At linebacker, there was no shortage of athletes but a big shortage of experience on the field for A-Day. That will change this fall when Shaun Dion Hamilton returns to the field and, potentially, takes over for Reuben Foster at the Mike position. Between he and Rashaan Evans, the Crimson Tide will have two LBs this fall with significant action under their belt, and Anfernee Jennings has flashed the ability to be a plus presence against the run at OLB. Beyond that, the scramble flows from Mack Wilson to Dylan Moses, from Terrell Hall to Dylan Moses, and whoever else (Christian Miller?) is ready to step into action.

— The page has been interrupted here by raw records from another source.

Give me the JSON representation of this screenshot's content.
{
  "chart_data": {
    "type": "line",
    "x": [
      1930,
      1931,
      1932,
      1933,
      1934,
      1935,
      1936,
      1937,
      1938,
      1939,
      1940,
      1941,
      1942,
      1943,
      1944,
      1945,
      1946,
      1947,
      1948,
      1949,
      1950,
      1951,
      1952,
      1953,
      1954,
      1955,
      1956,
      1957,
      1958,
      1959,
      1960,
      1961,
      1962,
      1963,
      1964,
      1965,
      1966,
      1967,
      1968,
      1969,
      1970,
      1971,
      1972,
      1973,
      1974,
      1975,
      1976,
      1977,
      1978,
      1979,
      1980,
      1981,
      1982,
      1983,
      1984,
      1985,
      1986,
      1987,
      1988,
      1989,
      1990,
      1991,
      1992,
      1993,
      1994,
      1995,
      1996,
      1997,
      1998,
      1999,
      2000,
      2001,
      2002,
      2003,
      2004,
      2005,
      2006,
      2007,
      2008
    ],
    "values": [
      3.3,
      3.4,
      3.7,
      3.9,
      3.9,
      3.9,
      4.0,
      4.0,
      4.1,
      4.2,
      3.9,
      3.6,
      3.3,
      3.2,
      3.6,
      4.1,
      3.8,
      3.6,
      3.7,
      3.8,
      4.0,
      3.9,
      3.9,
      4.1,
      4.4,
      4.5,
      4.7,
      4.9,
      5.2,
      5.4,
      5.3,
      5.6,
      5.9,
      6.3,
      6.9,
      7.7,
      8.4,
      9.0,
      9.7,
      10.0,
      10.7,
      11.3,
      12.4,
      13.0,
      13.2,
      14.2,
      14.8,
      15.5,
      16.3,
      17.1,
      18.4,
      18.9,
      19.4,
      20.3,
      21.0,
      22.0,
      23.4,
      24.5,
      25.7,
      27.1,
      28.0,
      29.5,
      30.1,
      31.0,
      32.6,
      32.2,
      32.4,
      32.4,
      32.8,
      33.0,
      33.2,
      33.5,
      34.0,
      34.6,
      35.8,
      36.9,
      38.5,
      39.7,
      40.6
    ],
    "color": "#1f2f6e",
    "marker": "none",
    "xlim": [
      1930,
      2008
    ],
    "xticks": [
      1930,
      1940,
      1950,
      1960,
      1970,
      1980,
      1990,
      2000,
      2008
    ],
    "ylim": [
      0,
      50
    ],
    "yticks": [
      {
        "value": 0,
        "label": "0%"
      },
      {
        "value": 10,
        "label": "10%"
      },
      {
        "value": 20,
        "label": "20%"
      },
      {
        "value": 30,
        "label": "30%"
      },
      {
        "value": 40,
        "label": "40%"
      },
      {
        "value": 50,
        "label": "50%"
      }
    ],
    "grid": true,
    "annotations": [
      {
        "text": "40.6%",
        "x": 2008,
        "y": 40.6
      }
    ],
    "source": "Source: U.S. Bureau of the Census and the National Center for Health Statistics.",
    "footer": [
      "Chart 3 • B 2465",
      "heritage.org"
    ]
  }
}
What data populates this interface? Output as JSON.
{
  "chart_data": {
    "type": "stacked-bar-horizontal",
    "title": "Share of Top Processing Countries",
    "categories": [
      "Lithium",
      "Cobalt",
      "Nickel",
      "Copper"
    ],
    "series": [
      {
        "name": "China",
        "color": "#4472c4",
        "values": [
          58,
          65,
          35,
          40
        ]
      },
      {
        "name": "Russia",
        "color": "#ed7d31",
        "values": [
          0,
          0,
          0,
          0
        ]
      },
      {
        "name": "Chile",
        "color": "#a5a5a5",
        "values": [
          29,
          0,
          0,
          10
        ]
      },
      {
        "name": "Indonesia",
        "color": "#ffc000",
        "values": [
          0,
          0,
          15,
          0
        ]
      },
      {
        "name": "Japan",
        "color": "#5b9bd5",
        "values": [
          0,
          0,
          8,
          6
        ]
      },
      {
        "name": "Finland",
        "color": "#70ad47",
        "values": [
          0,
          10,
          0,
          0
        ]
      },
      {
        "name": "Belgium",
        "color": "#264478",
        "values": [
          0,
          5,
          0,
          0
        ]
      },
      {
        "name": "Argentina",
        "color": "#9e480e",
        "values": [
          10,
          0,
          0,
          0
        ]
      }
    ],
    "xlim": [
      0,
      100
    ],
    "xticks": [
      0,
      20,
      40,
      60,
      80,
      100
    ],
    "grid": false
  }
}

The best thing to happen for the Alabama defense in the spring was the emergence of Trevor Diggs at cornerback. He could’ve played better in the A-Day game, but for a guy who has practiced a lot more on offense than defense in his time at UA, don’t make any assumptions based on a single scrimmage. His presence on the outside as a potential replacement for Marlon Humphrey allows the UA coaching staff a lot more flexibility elsewhere in the defensive backfield, and in case of injury, as well. Practice sources told Crimson Cover that Tony Brown had the best spring of his career, perhaps a sign that the Texas native is finally ready to fulfill his potential.